A specific objective of the general and basic baccalaureate programs of the College of Nursing, Wayne State University, is the development of understanding and skills basic to self-direction and critical thinking. If we expect the professional nurse to assume a problem-solving approach to nursing situations and to initiate appropriate action, we must provide experiences vital to the development of these skills. Traditionally, many educational programs in nursing have not been successful in providing experiences that enable the student to acquire problem-solving skills. A recent study by the Institute of Research and Services in Nursing Education at Columbia University supports this statement.2 This study gives evidence that the professional nurse respondents demonstrated a pronounced deficit in the application of problem-solving skills.

What is problem-solving? The term is often used loosely and holds varied meanings for different people. We believe it is a process in which one assesses a situation, recognizes that a problem exists, defines the problem, considers relevant and pertinent facts, weighs the consequences of several choices of action, makes a judgment, and proceeds to test it. Evaluation of the results follows, and the conclusion serves as a basis for future application. According to Mills and Dean, certain conditions are required in the teaching of problem-solving. These conditions are:

1. The problem to be solved is adapted to the maturity and experience of the students.

2. The students have had analogous previous experience and must possess related information needed for the solution or they must know how to proceed to get this information.

3. The students are interested in solving the problem.3

The students in the basic program at Wayne State University are introduced to the problem-solving process in their first clinical experience. Throughout each subsequent experience they are guided in the further development of skill in problem-solving. The following example illustrates one student's approach to a nursing situation.

The student was involved in giving back care to an elderly patient who had had two thoracenteses on the right side and a drainage tube inserted on the left side. Through interview she learned that the patient was extremely weak, could not turn comfortably to either side, and could not assume the supine position because it interfered with her breathing. In addition, the pain involved in turning over eliminated the possibility of the prone position. One choice of action would be to have the patient sit up, but this would probably be tiring for the patient as well as for the nurse. In addition, care given in this way generally is inadequate. The student considered each of these approaches, relating the present experience to her knowledge of medicalsurgical nursing. She remembered that a patient who has had a thoracentesis is usually more comfortable when lying on the affected side since this position helps to splint the chest and lessen pain. Other factors considered by the student were the use of pillows for added support, slight elevation of the head of the bed for greater lung expansion, and the use of correct body mechanics for herself.

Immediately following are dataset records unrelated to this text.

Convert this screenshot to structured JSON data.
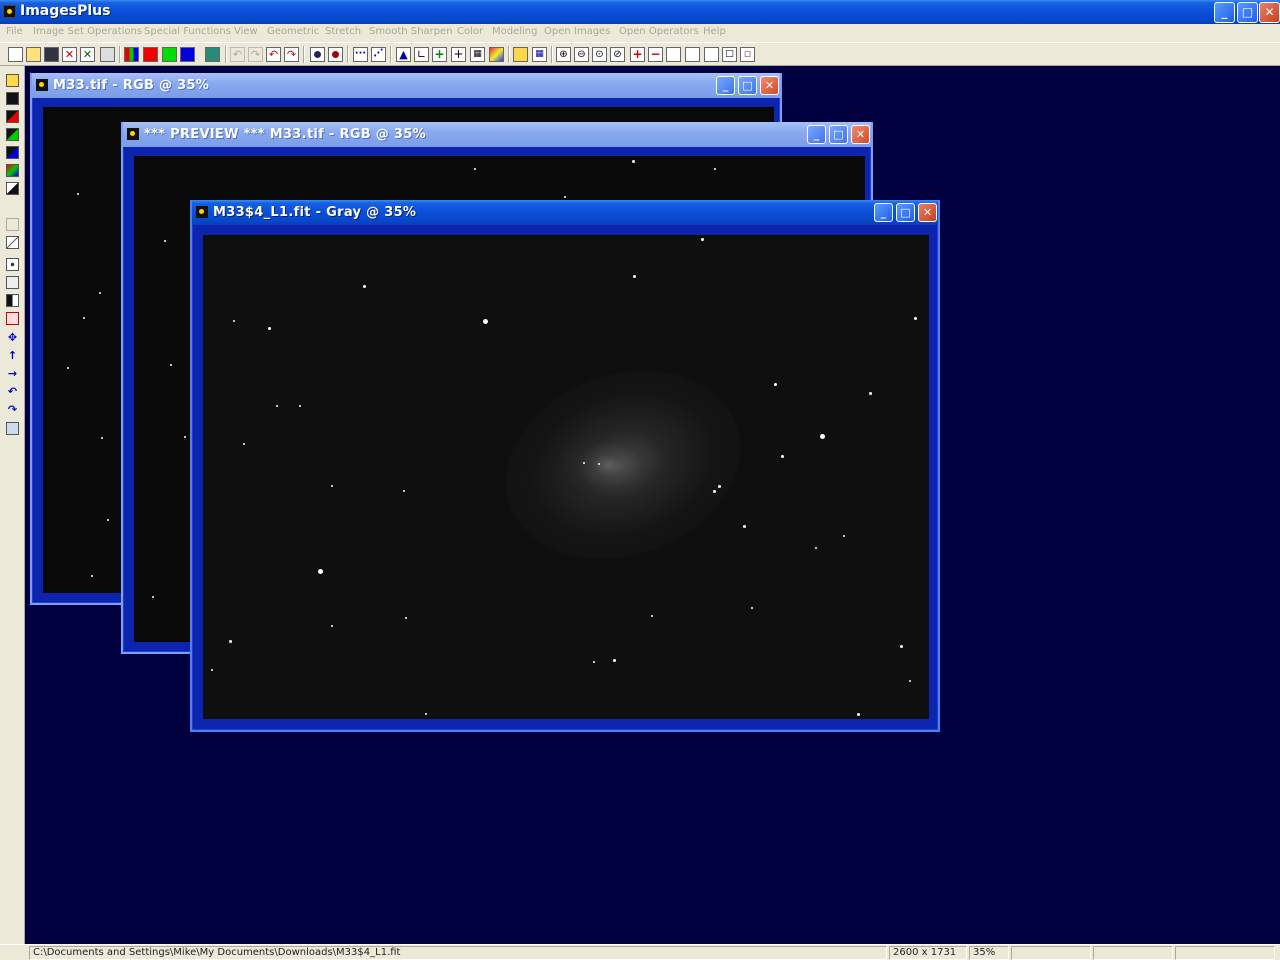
{
  "app": {
    "title": "ImagesPlus",
    "minimize": "_",
    "maximize": "□",
    "close": "✕"
  },
  "menu": [
    "File",
    "Image Set Operations",
    "Special Functions",
    "View",
    "Geometric",
    "Stretch",
    "Smooth Sharpen",
    "Color",
    "Modeling",
    "Open Images",
    "Open Operators",
    "Help"
  ],
  "windows": {
    "back": {
      "title": "M33.tif - RGB @ 35%"
    },
    "preview": {
      "title": "*** PREVIEW *** M33.tif - RGB @ 35%"
    },
    "front": {
      "title": "M33$4_L1.fit - Gray @ 35%"
    }
  },
  "status": {
    "path": "C:\\Documents and Settings\\Mike\\My Documents\\Downloads\\M33$4_L1.fit",
    "dimensions": "2600 x 1731",
    "zoom": "35%"
  },
  "colors": {
    "desktop": "#000040",
    "window_frame": "#0d25ae",
    "title_active": "#0a4fd8"
  },
  "icons": {
    "toolbar": [
      "new-icon",
      "open-icon",
      "save-icon",
      "close-image-icon",
      "close-all-icon",
      "print-icon",
      "rgb-channels-icon",
      "red-channel-icon",
      "green-channel-icon",
      "blue-channel-icon",
      "histogram-icon",
      "undo-icon",
      "redo-icon",
      "undo-all-icon",
      "redo-all-icon",
      "color-pick-icon",
      "color-pick-alt-icon",
      "line-profile-icon",
      "star-profile-icon",
      "triangle-icon",
      "measure-icon",
      "cross-icon",
      "crosshair-icon",
      "grid-icon",
      "palette-icon",
      "pencil-icon",
      "selection-icon",
      "zoom-in-icon",
      "zoom-out-icon",
      "zoom-fit-icon",
      "zoom-1to1-icon",
      "add-icon",
      "subtract-icon",
      "rect-select-icon",
      "rect-select-2-icon",
      "rect-select-3-icon",
      "point-icon",
      "small-point-icon"
    ]
  }
}
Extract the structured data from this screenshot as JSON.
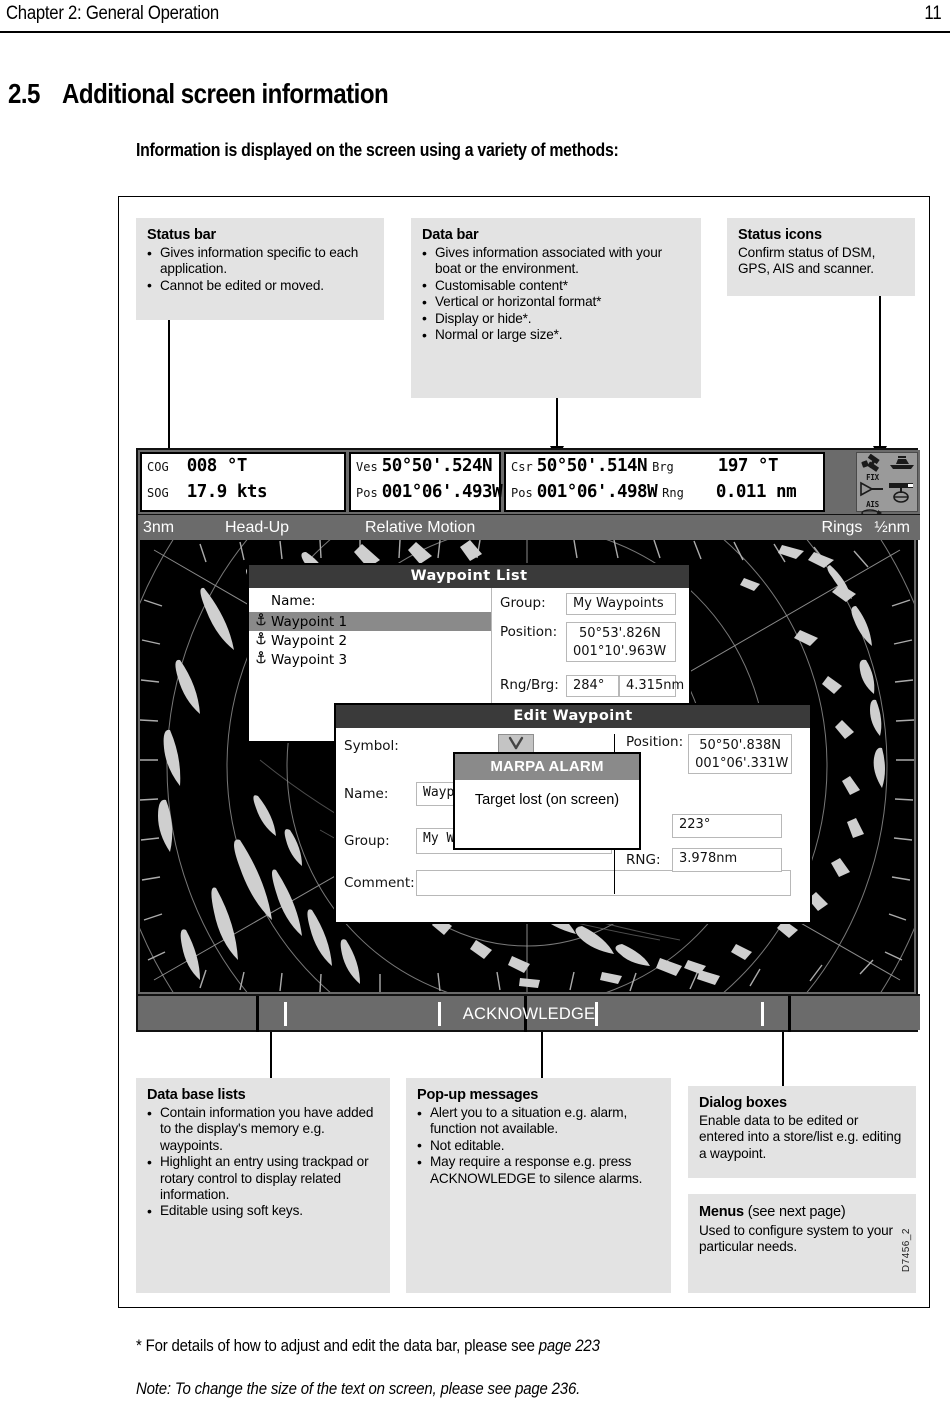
{
  "header": {
    "chapter": "Chapter 2: General Operation",
    "page_number": "11"
  },
  "section": {
    "number": "2.5",
    "title": "Additional screen information",
    "intro": "Information is displayed on the screen using a variety of methods:"
  },
  "callouts": {
    "status_bar": {
      "title": "Status bar",
      "items": [
        "Gives information specific to each application.",
        "Cannot be edited or moved."
      ]
    },
    "data_bar": {
      "title": "Data bar",
      "items": [
        "Gives information associated with your boat or the environment.",
        "Customisable content*",
        "Vertical or horizontal format*",
        "Display or hide*.",
        "Normal or large size*."
      ]
    },
    "status_icons": {
      "title": "Status icons",
      "body": "Confirm status of DSM, GPS, AIS and scanner."
    },
    "database_lists": {
      "title": "Data base lists",
      "items": [
        "Contain information you have added to the display's memory e.g. waypoints.",
        "Highlight an entry using trackpad or rotary control to display related information.",
        "Editable using soft keys."
      ]
    },
    "popup_messages": {
      "title": "Pop-up messages",
      "items": [
        "Alert you to a situation e.g. alarm, function not available.",
        "Not editable.",
        "May require a response e.g. press ACKNOWLEDGE to silence alarms."
      ]
    },
    "dialog_boxes": {
      "title": "Dialog boxes",
      "body": "Enable data to be edited or entered into a store/list e.g. editing a waypoint."
    },
    "menus": {
      "title": "Menus",
      "title_suffix": " (see next page)",
      "body": "Used to configure system to your particular needs."
    }
  },
  "device": {
    "data_bar": {
      "cells": [
        {
          "rows": [
            {
              "label": "COG",
              "value": "008 °T"
            },
            {
              "label": "SOG",
              "value": "17.9 kts"
            }
          ]
        },
        {
          "rows": [
            {
              "label": "Ves",
              "value": "50°50'.524N"
            },
            {
              "label": "Pos",
              "value": "001°06'.493W"
            }
          ]
        },
        {
          "rows": [
            {
              "label": "Csr",
              "value": "50°50'.514N",
              "label2": "Brg",
              "value2": "197 °T"
            },
            {
              "label": "Pos",
              "value": "001°06'.498W",
              "label2": "Rng",
              "value2": "0.011 nm"
            }
          ]
        }
      ]
    },
    "status_icons": [
      {
        "name": "gps-fix-icon",
        "caption": "FIX"
      },
      {
        "name": "boat-icon",
        "caption": ""
      },
      {
        "name": "ais-icon",
        "caption": "AIS"
      },
      {
        "name": "scanner-icon",
        "caption": ""
      },
      {
        "name": "fish-icon",
        "caption": ""
      },
      {
        "name": "dsm-transducer-icon",
        "caption": ""
      }
    ],
    "status_bar": {
      "range": "3nm",
      "orientation": "Head-Up",
      "motion": "Relative Motion",
      "rings_label": "Rings",
      "rings_value": "½nm"
    },
    "softkeys": {
      "acknowledge": "ACKNOWLEDGE"
    }
  },
  "dialogs": {
    "waypoint_list": {
      "title": "Waypoint List",
      "name_header": "Name:",
      "items": [
        {
          "label": "Waypoint 1",
          "selected": true
        },
        {
          "label": "Waypoint 2",
          "selected": false
        },
        {
          "label": "Waypoint 3",
          "selected": false
        }
      ],
      "group_label": "Group:",
      "group_value": "My Waypoints",
      "position_label": "Position:",
      "position_value_1": "50°53'.826N",
      "position_value_2": "001°10'.963W",
      "rngbrg_label": "Rng/Brg:",
      "rng_value": "284°",
      "brg_value": "4.315nm"
    },
    "edit_waypoint": {
      "title": "Edit Waypoint",
      "symbol_label": "Symbol:",
      "symbol_glyph": "crossed-anchor-icon",
      "name_label": "Name:",
      "name_value": "Waypoint",
      "group_label": "Group:",
      "group_value": "My Way",
      "comment_label": "Comment:",
      "comment_value": "",
      "position_label": "Position:",
      "position_value_1": "50°50'.838N",
      "position_value_2": "001°06'.331W",
      "brg_label": "G:",
      "brg_value": "223°",
      "rng_label": "RNG:",
      "rng_value": "3.978nm"
    },
    "marpa_alarm": {
      "title": "MARPA ALARM",
      "body": "Target lost (on screen)"
    }
  },
  "footnotes": {
    "line1_plain": "* For details of how to adjust and edit the data bar, please see ",
    "line1_italic": "page 223",
    "line2": "Note: To change the size of the text on screen, please see page 236."
  },
  "figure_id": "D7456_2",
  "colors": {
    "callout_bg": "#e3e3e3",
    "device_chrome": "#6b6b6b",
    "dialog_title": "#3a3a3a",
    "selection": "#8a8a8a",
    "radar_bg": "#000000",
    "radar_echo": "#d0d0d0"
  }
}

The next step was to seek the cooperation of the patient and to carry out the nursing measure. Following this, the results of nursing care were evaluated and the student concluded that the patient had been given adequate care.

In the general nursing program the student is introduced to the process of problem-solving during class discussions of nursing situations. Since the general nursing student also has clinical experience in caring for individual patients, she has the opportunity to apply the process much the same as the basic student. Both groups of students acquire further experience in problem-solving in conferences and seminars in which a problem-solving approach is taken to patient situations.

Moving from the simple to the complex, the student is now ready to apply the problem-solving process at another level. It is, in effect, a building-on or developmental process. The steps remain the same, but the situation becomes more complex. Whereas the student previously had used the problem -solving approach in limited situations involving individual patients only, she now has the opportunity to apply her skills in situations involving a greater number of patients and/or personnel. This is the level of problem-solving with which this paper is primarily concerned and is offered as a senior clinical experience for both basic and general nursing students.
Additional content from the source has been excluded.